La Prealpina - 17/07/2017

Il Malpensa Express cresce con il T2. A sei mesi di distanza dall’apertura della nuova stazione ferroviaria del Terminal 2, sono 1,43 milioni i passeggeri trasportati sul treno che collega Milano all’aeroporto, in aumento del 30 per cento rispetto allo stesso periodo di un anno fa.

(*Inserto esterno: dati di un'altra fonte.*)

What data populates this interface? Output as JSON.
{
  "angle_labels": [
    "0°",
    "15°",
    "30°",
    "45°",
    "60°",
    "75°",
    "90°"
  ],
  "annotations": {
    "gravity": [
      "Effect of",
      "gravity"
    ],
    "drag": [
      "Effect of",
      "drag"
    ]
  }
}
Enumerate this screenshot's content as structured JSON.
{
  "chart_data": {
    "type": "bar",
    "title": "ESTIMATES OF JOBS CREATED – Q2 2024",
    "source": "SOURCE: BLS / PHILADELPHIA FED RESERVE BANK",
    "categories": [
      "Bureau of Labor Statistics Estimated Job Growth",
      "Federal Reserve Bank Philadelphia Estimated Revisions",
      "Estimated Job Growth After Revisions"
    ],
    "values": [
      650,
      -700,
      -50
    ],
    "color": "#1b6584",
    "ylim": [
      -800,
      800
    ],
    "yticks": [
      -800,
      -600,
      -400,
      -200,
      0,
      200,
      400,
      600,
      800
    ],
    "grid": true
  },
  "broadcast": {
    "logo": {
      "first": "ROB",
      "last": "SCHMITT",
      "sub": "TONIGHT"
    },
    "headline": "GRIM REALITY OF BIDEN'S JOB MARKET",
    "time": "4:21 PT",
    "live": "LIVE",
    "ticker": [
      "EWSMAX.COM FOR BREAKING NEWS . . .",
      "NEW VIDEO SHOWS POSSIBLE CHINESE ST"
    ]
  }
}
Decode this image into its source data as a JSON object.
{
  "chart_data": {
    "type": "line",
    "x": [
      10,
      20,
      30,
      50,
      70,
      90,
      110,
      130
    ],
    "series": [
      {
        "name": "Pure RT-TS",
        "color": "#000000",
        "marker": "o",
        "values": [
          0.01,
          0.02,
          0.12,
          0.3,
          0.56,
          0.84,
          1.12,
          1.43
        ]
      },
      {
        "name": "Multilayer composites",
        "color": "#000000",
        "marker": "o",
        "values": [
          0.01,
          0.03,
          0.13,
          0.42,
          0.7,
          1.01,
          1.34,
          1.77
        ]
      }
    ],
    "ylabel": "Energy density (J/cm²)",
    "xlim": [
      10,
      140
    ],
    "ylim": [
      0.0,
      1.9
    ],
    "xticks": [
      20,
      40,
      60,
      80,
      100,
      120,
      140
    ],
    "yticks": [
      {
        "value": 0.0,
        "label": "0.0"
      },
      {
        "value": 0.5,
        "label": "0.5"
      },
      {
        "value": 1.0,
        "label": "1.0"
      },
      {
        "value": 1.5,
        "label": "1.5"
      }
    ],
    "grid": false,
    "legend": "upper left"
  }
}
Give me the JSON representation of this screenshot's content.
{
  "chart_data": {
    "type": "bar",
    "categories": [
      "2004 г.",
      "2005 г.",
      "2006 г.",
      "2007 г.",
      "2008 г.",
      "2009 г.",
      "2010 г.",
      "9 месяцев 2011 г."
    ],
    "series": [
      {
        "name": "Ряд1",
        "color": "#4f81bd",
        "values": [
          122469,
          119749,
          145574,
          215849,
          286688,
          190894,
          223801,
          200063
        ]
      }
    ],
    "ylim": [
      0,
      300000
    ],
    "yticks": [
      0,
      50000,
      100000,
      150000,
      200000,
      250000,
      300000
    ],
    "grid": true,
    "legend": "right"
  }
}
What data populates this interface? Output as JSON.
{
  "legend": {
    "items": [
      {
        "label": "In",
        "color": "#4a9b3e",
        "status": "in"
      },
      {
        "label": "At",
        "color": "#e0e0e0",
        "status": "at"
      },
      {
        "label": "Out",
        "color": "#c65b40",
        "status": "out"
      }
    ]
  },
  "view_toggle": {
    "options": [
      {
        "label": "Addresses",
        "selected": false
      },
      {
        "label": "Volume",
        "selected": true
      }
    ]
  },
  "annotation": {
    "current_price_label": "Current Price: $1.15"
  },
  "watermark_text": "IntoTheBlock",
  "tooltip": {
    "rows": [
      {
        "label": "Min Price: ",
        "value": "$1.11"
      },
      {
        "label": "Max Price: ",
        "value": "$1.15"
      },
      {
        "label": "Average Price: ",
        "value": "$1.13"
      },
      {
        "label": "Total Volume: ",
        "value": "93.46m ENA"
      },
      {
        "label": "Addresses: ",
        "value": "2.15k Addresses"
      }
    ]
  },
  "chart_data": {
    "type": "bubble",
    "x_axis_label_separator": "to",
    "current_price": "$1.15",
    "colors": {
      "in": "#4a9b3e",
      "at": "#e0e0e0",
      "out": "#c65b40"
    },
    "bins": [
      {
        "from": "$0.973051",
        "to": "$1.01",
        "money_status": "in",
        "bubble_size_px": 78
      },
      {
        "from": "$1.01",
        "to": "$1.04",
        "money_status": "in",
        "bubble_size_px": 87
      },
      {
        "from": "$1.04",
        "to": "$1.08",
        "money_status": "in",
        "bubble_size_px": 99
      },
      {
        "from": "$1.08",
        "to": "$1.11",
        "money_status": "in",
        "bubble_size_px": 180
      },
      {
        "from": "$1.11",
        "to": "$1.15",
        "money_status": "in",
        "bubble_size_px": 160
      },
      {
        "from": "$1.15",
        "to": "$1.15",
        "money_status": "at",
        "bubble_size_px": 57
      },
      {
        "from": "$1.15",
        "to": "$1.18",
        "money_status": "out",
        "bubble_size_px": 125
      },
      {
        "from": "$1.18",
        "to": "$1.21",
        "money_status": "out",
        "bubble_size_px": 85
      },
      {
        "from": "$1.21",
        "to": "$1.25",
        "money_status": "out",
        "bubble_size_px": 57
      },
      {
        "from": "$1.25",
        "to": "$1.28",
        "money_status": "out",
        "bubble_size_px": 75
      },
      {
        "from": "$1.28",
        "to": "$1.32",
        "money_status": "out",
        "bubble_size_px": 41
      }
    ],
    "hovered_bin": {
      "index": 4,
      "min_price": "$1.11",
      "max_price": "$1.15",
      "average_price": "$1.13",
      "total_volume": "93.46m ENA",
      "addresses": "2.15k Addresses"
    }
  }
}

I dati ufficiali diramati da Trenord evidenziano ciò che si percepisce anche a occhio nudo.

Se nelle primissime settimane successive alla inaugurazione i corridoi della nuova stazione apparivano troppo vuoti rispetto alle aspettative, da mesi i passeggeri diretti o in arrivo al T2 dimostrano di aver preso confidenza con questa nuova infrastruttura che consente loro di raggiungere Milano in treno senza essere costretti a spostarsi con la navetta interna verso la stazione del T1.

Era una soluzione poco intuitiva o una perdita di tempo che induceva migliaia di potenziali passeggeri a optare per mezzi alternativi, in particolare gli autobus parcheggiati davanti agli Arrivi del T2. Secondo Trenord è aumentato del 7 per cento, arrivando al 34 per cento sul totale, il numero di passeggeri aeroportuali che utilizza il treno con origine/destinazione Milano Centrale, hub di interscambio con le linee dell’alta velocità, delle Frecce e con le altre linee Trenord.

Merito soprattutto dell’elevato numero di corse giornaliere, 147 (4 per direzione all’ora) dall’alba a notte inoltrata, e alla loro affidabilità: nel primo semestre 2017 hanno registrato performance di puntualità superiori al 91 per cento. Per questo e per la qualità dei treni utilizzati (sono Coradia Meridian monopiano in composizione semplice o accoppiata da più di 500 posti a sedere) il Malpensa Express viene utilizzato non solo da chi ha un biglietto aereo in tasca, ma anche da tantissimi pendolari che risiedono lungo l’asse Malpensa-Milano e che lo preferiscono alla rete tradizionale.

«Il potenziamento della connessione aeroportuale con le linee suburbane, regionali e dell’alta velocità conferma Trenord come il principale player della mobilità lombarda», spiega l’amministratore delegato Cinzia Farisè. «Nel 2018, dopo l’apertura del collegamento Mendrisio-Varese, anche il Canton Ticino e la grande area varesina, godranno di un collegamento con l’aeroporto concorrenziale rispetto all’auto. E mediante la suburbana S5, che attraversa tutta la provincia di Varese e percorre l’intero passante ferroviario di Milano, anche l’aeroporto di Linate è facilmente raggiungibile in treno utilizzando la fermata di Forlanini».

Considerando l’alto indice di clientela straniera presente rispetto ai convogli tradizionali, Trenord ha deciso di sperimentare (per la prima volta in Italia) proprio sul Malpensa Express il servizio sviluppato insieme a Mastercard che consente di pagare il biglietto avvicinando la carta contactless (di credito, di debito, prepagata) o lo smartphone a uno degli otto tornelli o totem dedicati presenti Cadorna, a Centrale, Porta Garibaldi e al T1 e T2. Inoltre, così come avviene a Londra e in tantissimi aeroporti europei, Trenord valuta una nuova piattaforma d’acquisto, sul modello in uso per le compagnie aeree, per arrivare a offerte speciali, last minute e prezzi differenziati a seconda del periodo di prenotazione. Sono allo studio anche accordi commerciali con le compagnie aeree. Soluzioni destinate a rendere sempre più affollata la stazione del T2.